Discount, Carole Matthieu, Les Invisibles, aujourd’hui La Brigade. La comédie sociale est un genre qui vous tient à cœur ?
Louis-Julien Petit (réalisateur) : Dans la comédie sociale, on parle de personnages qui n’ont plus rien et qui ont tout à gagner. J’aime bien cela. On est avec des combattants modernes, des gens qui sont comme nous et à qui on s’identifie. A travers leurs combats ordinaires, des sujets qui sont parfois durs. Et la comédie sociale permet cela. Cela crée un lien entre un sujet qu’on ne veut pas trop voir, qu’on met un peu sous la table et le spectateur.
Comment est née l’envie de traiter un tel sujet sur les mineurs non accompagnés ?
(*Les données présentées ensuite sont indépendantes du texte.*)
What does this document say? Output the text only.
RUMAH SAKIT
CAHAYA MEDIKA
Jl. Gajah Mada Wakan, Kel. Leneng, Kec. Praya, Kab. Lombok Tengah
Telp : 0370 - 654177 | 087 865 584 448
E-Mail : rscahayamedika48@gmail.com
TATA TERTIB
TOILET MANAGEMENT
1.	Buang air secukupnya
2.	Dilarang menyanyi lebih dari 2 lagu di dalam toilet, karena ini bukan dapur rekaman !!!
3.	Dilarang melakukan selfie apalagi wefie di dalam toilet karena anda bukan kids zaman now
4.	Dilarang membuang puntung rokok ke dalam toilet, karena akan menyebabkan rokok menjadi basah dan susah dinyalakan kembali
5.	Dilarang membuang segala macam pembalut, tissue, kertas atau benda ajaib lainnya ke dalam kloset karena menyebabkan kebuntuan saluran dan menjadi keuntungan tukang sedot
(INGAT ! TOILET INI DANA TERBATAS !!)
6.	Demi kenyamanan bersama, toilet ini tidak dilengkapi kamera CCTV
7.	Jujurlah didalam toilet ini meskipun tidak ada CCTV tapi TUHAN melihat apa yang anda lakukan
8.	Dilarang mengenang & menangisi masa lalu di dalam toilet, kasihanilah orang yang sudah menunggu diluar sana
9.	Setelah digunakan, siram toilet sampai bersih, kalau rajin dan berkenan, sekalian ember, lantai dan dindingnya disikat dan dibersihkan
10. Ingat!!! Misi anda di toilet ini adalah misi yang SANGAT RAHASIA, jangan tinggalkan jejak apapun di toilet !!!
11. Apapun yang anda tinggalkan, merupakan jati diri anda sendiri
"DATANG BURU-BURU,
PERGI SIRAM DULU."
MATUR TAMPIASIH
Louis-Julien Petit (réalisateur) : Après les Invisibles, j’étais soucieux d’intégration, d’insertion. Je trouvais cela intéressant comme sujet. Ma co-scénariste en a parlé avec ma productrice et m’a conseillé d’aller dans le sud-ouest à la rencontre d’une cuisinière Catherine Grosjean qui donne des cours à de jeunes migrants, des mineurs et leur transmet sa passion de la cuisine. 100% de ces jeunes réussissent à être diplômés et à s’intégrer dans la société française et dans nos cuisines. Je suis allé là-bas et j’ai été touché par cette histoire, par ces jeunes qui arrivent et ont envie d’apprendre. Ensuite je me suis dit que pour créer ce lien, il fallait que l’humour soit là, et travailler sur un personnage haut en couleurs. Ainsi est née notre Cathy-Marie interprétée par Audrey Lamy.
Comment avez-vous réussi à associer aussi justement et finement des comédiens de haut-vol comme François Cluzet et Audrey Lamy à ces jeunes débutants ?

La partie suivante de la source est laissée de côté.